Make-A-Wish recognizes that the way donors support wish-giving is changing. For one, people increasingly donate from a mobile device.
“A lot of our constituents or stakeholders might see a commercial or connect with a certain part of the mission, and they’re not going to be in front of a laptop or a desktop computer,” says Gibson. “We want to enable them to be able to reach out to us from their mobile devices, their tablets or anything like that.”
Donors also want to feel more connected to the cause. To connect these goals, Make-A-Wish developed an online, crowd-funding platform where donors can follow the wish journey online.
Jayaraj makes it his mission to connect IT and its stakeholders to the Make-A-Wish mission.
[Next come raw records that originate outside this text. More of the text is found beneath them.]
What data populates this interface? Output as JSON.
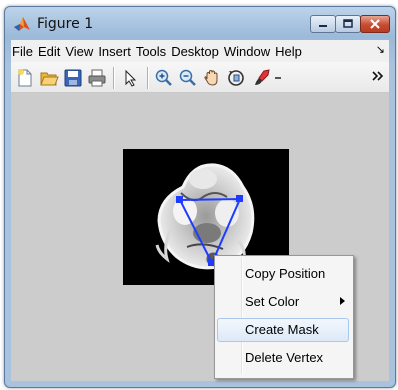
{
  "window": {
    "title": "Figure 1"
  },
  "menubar": {
    "items": [
      "File",
      "Edit",
      "View",
      "Insert",
      "Tools",
      "Desktop",
      "Window",
      "Help"
    ]
  },
  "toolbar": {
    "icons": [
      "new-figure-icon",
      "open-file-icon",
      "save-icon",
      "print-icon",
      "select-arrow-icon",
      "zoom-in-icon",
      "zoom-out-icon",
      "pan-hand-icon",
      "rotate-3d-icon",
      "brush-icon"
    ]
  },
  "context_menu": {
    "items": [
      "Copy Position",
      "Set Color",
      "Create Mask",
      "Delete Vertex"
    ],
    "highlighted": "Create Mask"
  },
  "colors": {
    "polygon": "#1e3cff",
    "title_bar": "#a9c3df",
    "close_button": "#c74b31",
    "figure_background": "#cccccc"
  }
}
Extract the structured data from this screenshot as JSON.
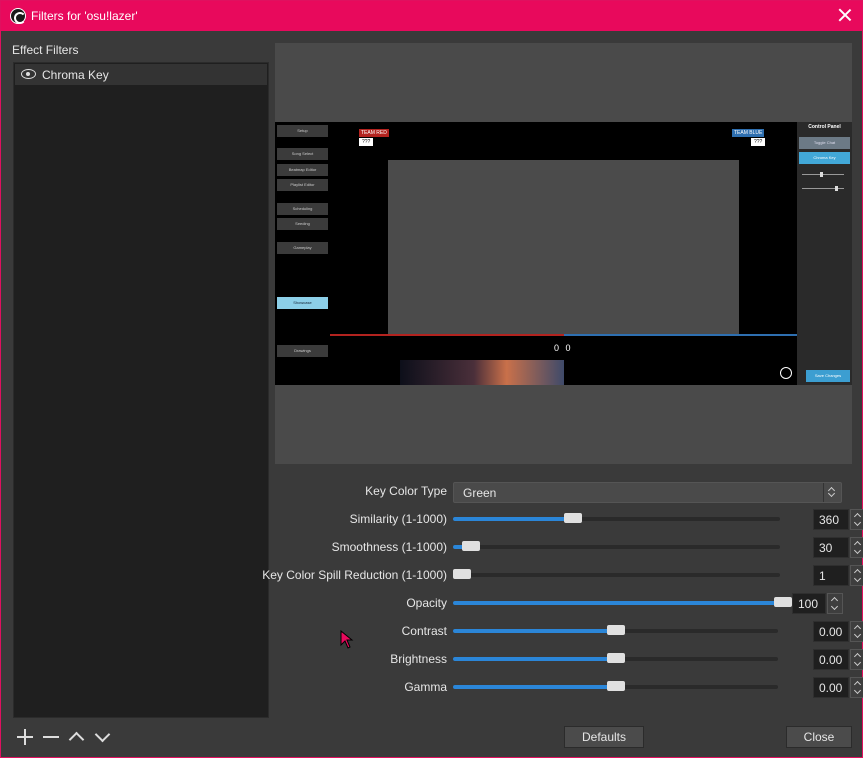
{
  "window": {
    "title": "Filters for 'osu!lazer'"
  },
  "colors": {
    "titlebar": "#e8095c",
    "accent": "#2b86d8",
    "list_bg": "#1f1f1f",
    "cursor": "#e8095c"
  },
  "filters": {
    "heading": "Effect Filters",
    "items": [
      {
        "name": "Chroma Key",
        "visible_icon": "eye-icon"
      }
    ],
    "tools": {
      "add_icon": "plus-icon",
      "remove_icon": "minus-icon",
      "up_icon": "chevron-up-icon",
      "down_icon": "chevron-down-icon"
    }
  },
  "preview": {
    "left_buttons": [
      "Setup",
      "Song Select",
      "Beatmap Editor",
      "Playlist Editor",
      "Scheduling",
      "Seeding",
      "Gameplay",
      "Showcase",
      "Drawings"
    ],
    "team_red": {
      "label": "TEAM RED",
      "score": "???"
    },
    "team_blue": {
      "label": "TEAM BLUE",
      "score": "???"
    },
    "score_display": "0 0",
    "control_panel": {
      "title": "Control Panel",
      "buttons": [
        "Toggle Chat",
        "Chroma Key"
      ],
      "save_button": "Save Changes"
    }
  },
  "properties": {
    "key_color_type": {
      "label": "Key Color Type",
      "value": "Green"
    },
    "sliders": [
      {
        "id": "similarity",
        "label": "Similarity (1-1000)",
        "value": "360",
        "fraction": 0.36
      },
      {
        "id": "smoothness",
        "label": "Smoothness (1-1000)",
        "value": "30",
        "fraction": 0.03
      },
      {
        "id": "spill",
        "label": "Key Color Spill Reduction (1-1000)",
        "value": "1",
        "fraction": 0.0
      },
      {
        "id": "opacity",
        "label": "Opacity",
        "value": "100",
        "fraction": 1.0
      },
      {
        "id": "contrast",
        "label": "Contrast",
        "value": "0.00",
        "fraction": 0.5
      },
      {
        "id": "brightness",
        "label": "Brightness",
        "value": "0.00",
        "fraction": 0.5
      },
      {
        "id": "gamma",
        "label": "Gamma",
        "value": "0.00",
        "fraction": 0.5
      }
    ]
  },
  "buttons": {
    "defaults": "Defaults",
    "close": "Close"
  }
}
This mission-driven IT leadership helps him manage change across the organization and IT better understand the business.
Talking the local chapters into changing IT operations was as difficult as uniting business units in a large enterprise. “In my consulting experience, I’ve seen huge enterprises face the same challenges, where each business unit would want to do their own thing,” he says. “When you talk about getting behind a mission, then everybody, every chapter CEO, falls in behind that.”
I feel that I’m part of this cog in a big wheel of making things happen for the wish kids.
Bipin Jayaraj, CIO, Make-A-Wish Foundation of America
He also rallies IT to get involved. “I encourage my team to be part of the mission, partly to feel the mission and also to understand the business process much better so we can help provide the technology,” he says.
Jayaraj, a wish granter himself, volunteers at the Arizona chapter. “I’m glad to be part of this organization and mission,” he says. “This puts things into perspective in my life.”